The first Stanwix Treaty, made by Sir William Johnson with the Six Nations in November of 1768, extended the legitimate line of English colonial settlement from the line established by the Proclamation of 1763 to a point on the West Branch of the Susquehanna River at the mouth of Lycoming Creek (the Tiadaghton, as it was so ambiguously labeled).[13] This extension, ostensibly for the purpose of providing lands for the colonial veterans of the French and Indian War, became a boon to speculators and an inducement to the Scotch-Irish squatters who took lands beyond the limits of this "New Purchase" in what was to become the Fair Play territory.

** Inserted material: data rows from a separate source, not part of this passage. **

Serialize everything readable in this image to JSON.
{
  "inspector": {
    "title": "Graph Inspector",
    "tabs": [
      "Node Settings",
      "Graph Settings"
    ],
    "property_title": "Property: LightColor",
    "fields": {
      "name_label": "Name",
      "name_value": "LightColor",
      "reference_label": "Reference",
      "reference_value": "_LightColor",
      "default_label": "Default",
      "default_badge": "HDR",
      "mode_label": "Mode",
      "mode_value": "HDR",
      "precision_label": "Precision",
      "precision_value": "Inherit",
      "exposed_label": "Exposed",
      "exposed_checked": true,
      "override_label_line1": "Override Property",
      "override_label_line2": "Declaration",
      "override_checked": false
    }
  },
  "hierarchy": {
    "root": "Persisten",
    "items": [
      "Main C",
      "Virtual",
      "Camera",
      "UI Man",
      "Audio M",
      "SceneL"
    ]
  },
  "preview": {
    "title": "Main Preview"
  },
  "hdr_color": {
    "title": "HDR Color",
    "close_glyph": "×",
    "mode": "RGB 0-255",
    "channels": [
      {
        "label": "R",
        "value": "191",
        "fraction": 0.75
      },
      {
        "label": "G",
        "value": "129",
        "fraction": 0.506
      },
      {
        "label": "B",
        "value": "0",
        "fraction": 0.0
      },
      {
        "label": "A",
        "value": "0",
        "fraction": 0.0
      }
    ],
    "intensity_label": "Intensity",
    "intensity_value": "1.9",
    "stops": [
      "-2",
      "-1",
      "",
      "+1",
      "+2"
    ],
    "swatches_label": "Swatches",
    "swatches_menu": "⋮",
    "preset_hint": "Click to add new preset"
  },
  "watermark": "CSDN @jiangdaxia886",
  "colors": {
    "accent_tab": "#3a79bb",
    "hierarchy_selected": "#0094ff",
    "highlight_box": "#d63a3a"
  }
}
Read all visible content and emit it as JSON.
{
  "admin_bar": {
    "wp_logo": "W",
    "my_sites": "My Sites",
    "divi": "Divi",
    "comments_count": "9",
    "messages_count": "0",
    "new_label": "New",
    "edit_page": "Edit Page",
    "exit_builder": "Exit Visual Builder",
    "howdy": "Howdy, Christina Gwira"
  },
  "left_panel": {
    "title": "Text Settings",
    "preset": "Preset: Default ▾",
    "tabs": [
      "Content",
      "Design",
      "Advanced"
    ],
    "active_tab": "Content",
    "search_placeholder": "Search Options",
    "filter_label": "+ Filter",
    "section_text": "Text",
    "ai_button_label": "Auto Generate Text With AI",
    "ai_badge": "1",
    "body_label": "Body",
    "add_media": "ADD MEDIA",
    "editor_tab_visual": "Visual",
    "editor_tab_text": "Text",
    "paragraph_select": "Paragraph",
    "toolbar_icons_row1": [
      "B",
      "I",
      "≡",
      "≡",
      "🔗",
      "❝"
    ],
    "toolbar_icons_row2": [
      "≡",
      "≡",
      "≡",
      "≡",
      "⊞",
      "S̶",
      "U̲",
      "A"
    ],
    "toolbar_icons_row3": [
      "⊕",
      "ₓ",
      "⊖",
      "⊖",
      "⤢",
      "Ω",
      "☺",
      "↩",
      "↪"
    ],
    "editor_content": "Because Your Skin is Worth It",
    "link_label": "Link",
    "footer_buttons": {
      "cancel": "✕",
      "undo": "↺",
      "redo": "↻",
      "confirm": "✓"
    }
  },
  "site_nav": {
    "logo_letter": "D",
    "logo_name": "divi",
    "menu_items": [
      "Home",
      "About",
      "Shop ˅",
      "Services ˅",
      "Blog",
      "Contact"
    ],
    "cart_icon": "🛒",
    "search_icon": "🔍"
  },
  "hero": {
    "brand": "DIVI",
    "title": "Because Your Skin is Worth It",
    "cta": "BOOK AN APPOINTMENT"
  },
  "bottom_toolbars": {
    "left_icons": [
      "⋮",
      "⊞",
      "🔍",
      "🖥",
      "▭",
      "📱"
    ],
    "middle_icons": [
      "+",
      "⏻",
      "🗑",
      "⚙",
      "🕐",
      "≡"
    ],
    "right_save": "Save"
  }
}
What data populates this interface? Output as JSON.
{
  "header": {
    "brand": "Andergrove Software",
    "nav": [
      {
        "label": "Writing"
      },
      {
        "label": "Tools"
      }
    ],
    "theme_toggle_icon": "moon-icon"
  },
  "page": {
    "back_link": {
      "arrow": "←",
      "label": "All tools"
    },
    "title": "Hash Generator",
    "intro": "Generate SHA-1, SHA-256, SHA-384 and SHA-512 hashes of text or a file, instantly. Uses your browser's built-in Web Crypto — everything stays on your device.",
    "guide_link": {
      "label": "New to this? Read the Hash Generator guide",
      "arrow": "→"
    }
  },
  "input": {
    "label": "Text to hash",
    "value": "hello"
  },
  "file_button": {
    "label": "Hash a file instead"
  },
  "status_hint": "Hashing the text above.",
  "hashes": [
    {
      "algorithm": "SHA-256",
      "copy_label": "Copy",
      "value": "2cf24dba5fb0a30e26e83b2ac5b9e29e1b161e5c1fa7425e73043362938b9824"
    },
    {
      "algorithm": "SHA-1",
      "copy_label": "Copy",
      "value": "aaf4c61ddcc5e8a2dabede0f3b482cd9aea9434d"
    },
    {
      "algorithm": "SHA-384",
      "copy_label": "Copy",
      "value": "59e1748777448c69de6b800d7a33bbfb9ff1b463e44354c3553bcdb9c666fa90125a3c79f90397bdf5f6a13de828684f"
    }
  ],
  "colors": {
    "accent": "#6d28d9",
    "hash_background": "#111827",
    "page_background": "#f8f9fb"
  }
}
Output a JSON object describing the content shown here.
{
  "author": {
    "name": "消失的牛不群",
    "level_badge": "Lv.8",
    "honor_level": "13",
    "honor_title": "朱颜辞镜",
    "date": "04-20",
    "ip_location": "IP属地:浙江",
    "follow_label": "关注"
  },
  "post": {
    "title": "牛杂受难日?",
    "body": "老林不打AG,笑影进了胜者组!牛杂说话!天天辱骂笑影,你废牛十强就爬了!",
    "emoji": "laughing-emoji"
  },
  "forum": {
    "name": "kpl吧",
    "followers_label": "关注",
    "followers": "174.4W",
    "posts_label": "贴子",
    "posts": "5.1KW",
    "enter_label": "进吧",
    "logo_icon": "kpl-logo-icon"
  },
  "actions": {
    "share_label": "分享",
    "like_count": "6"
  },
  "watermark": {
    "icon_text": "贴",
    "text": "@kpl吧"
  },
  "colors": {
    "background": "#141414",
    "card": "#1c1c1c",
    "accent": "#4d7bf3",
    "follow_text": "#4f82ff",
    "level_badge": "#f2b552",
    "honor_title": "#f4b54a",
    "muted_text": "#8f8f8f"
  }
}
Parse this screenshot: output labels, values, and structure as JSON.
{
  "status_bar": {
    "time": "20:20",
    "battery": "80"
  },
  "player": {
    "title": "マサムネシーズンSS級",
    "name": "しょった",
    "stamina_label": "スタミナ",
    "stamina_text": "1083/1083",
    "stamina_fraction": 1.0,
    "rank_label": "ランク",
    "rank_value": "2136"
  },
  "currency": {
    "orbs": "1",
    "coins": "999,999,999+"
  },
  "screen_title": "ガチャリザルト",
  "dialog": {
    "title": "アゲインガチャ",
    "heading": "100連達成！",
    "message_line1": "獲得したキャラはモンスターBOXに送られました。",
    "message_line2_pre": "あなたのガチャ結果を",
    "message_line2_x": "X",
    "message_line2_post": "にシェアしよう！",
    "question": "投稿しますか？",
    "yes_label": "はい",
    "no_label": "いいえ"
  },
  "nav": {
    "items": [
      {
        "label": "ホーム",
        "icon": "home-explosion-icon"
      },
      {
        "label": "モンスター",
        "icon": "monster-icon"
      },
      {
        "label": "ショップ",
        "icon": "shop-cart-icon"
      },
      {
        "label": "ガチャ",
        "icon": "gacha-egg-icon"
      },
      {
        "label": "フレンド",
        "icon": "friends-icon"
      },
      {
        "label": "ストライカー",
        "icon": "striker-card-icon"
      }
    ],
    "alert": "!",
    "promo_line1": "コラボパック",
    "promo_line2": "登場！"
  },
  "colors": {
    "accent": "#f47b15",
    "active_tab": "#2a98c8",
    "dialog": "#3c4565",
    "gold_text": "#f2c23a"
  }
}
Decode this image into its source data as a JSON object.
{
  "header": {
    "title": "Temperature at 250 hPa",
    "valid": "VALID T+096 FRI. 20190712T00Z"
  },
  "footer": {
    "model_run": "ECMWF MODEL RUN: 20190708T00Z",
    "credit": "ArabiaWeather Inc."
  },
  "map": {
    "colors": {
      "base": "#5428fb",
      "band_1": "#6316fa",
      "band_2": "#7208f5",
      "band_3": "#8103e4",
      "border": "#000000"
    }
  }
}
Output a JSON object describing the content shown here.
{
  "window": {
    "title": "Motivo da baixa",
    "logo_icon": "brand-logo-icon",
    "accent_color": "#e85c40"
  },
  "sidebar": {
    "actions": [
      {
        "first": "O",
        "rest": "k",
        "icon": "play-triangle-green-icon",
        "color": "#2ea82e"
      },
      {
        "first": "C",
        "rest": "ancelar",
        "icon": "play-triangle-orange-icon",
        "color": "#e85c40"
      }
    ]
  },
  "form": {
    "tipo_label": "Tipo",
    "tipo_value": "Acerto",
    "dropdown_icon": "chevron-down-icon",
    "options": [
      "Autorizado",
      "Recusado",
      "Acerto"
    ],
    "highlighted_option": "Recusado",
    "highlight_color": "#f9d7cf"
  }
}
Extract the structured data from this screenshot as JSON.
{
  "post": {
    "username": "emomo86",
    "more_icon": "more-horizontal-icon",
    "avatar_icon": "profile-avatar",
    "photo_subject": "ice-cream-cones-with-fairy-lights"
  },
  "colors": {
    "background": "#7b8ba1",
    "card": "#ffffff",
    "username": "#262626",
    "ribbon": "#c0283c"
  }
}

In the summer of 1778 the war whoop once again caused the settlers of the West Branch Valley to flee from their homes for fear of a repetition of the Wyoming Massacre. The peril of the moment is vividly described in this communication to the Executive Council in Philadelphia from Colonel Samuel Hunter, commander of Fort Augusta:
The Carnage at Wioming, the devastations and murders upon the West branch of Susquehanna, On Bald Eagle Creek, and in short throughout the whole County to within a few miles of these Towns (the recital of which must be shocking) I suppose must have before now have reached your ears, if not you may figure yourselves men, women, and children, Butchered and scalped, many of them after being promised quarters, and some scalped alive, of which we have miserable Instances amongst us.... I have only to add that A few Hundreds of men well armed and immediately sent to our relief would prevent much bloodshed, confusion and devastation ... as the appearance of being supported would call back many of our fugitives to save their Harvest for their subsistence, rather than suffer the inconveniences which reason tells me they do down the Country and their with their families return must ease the people below of a heavy and unprofitable Burthen.[14]
Robert Covenhoven, who lived at the mouth of the Loyalsock Creek and who fled to Sunbury (Fort Augusta) also, described the flight:
Such a sight I never saw in my life. Boats, canoes, hog-troughs, rafts hastily made of dry sticks, every sort of floating article, had been put in requisition, and were crowded with women, children, and plunder. There were several hundred people in all.... The whole convoy arrived safely at Sunbury, leaving the entire range of farms along the West Branch to the ravages of the Indians.[15]
In this eighteenth-century Dunkirk, the West Branch Valley was practically cleared of settlers.
The Indians, it is true, proved troublesome to the entire advancing American frontier; but unlike the French, whose menacing forts had been removed in the recent wars, the Indians were unable to halt the westward penetration. An expedition under the leadership of Colonel Thomas Hartley was sent out expressly for the purpose of boosting morale in the West Branch Valley following the Wyoming Massacre and the Great Runaway. Colonel Hartley's letter to Thomas McKean, chief justice of Pennsylvania and a member of the Continental Congress, gives bitter testimony to the conditions which he observed in September of 1778:
You heard of the Distresses of these Frontiers they are truly great—The People which we found were Difident and timid The Panick had not yet left them—many a wealthy Family reduced to Poverty & without a home, some had lost their Husbands their children or Friends—all was gloomy.... the Barbarians do now and then attack an unarmed man a Helpless Mother or Infant....
The colonel indicated, however, that strong militia support and some offensive action would restore confidence and cause the people to return to the valley. His interpretation of the significance of his mission is quite clearly stated in the conclusion of his letter: "We shall not have it in our Power to gain Honour or Laurels on these Frontiers but we have the Satisfaction to think we save our Country...." Hartley's solution to the Indian problem, which had driven off the settlers, was to expel them "beyond the Lakes" excepting only the more civilized Tuscaroras and Oneidas.[16]
Despite the danger from the Indians, the Fair Play settlers began trickling back to their homes, or what was left of them, toward the end of the Revolutionary War. Once the war was ended and the Fair Play territory was annexed by subsequent purchase, the mass movement of settlers to the West Branch Valley resumed.